Martha readies flooring revamp
November 3, 2003-- Home Textiles Today,
While comparable store sales of Martha Stewart branded products at Kmart stores actually managed to gain over the past quarter, the 13-month-old Martha Stewart Signature flooring program continues to struggle and will be revamped.
Sharon Patrick, president and coo of Martha Stewart Living Omnimedia, last week said results for the flooring program are "below expectations" during the company's third quarter conference call with analysts.
"We are addressing the problems and look forward to a resolution," she said. Patrick outlined the main issues with the program, produced under license by Shaw Industries:
The number of stores carrying the line is "significantly" lower than the 2,000 originally projected, and the retailers that do carry the line are a "much smaller, much more fragmented, diverse group of retailers," than had been anticipated.

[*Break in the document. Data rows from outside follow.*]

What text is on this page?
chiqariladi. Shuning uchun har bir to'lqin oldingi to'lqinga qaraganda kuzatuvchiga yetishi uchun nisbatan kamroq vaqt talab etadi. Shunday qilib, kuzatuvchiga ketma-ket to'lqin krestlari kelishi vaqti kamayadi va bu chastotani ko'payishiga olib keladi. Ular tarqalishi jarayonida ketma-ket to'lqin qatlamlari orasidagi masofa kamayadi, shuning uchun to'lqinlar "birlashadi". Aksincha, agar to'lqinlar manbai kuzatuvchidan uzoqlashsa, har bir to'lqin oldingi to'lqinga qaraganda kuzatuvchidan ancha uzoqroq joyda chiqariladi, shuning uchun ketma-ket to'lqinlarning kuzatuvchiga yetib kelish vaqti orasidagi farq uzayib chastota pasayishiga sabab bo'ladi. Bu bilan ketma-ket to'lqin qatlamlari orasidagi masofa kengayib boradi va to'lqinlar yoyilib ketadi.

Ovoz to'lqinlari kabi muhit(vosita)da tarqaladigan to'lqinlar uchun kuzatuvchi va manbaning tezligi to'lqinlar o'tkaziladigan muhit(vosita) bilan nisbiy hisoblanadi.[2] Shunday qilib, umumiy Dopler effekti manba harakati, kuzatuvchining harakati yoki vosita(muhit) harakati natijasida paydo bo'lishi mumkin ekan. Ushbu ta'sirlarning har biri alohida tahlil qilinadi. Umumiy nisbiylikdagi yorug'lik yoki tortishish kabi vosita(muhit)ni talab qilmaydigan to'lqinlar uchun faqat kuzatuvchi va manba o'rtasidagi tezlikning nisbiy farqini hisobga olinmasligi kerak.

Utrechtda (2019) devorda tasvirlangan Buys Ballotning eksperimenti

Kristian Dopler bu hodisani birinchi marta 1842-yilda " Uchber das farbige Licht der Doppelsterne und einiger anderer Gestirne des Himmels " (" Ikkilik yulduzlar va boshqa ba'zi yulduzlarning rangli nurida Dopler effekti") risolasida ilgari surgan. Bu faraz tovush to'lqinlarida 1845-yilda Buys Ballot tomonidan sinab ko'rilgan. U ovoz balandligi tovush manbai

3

The number of product offerings is too large and needs to be streamlined.
In-store presentations and product galleries need to be modified "for more productive selling of product," Patrick said.
Pricing must be adjusted. "The combination of these things is what is contributing to the slower-than-expected progress since the launch a year and a half ago," she said.
Reached late last week, Shaw Industries declined comment on Patrick's statements.
Patrick also addressed MSO's decline during the quarter in merchandise sales, from $10.1 million during last year's comparable quarter to $8.9 million this year.
"The decrease in revenues is due principally to lower product sales of Martha Stewart Everyday product at Kmart as a result of store closings," James Follo, cfo, said. "Since early 2002, Kmart has closed approximately 600 stores."
Sales of patio furniture kept the Martha Stewart Everyday line's sales at Kmart on the plus side, with sales of other MSE product at the store basically flat. For Q3, MSE sales at Kmart increased 3 percent overall on a comparable store basis year over year. While they declined 13 percent on a total store basis, MSO attributes the fall to the discount retailer's store closings, "and not brand label performance," Patrick noted.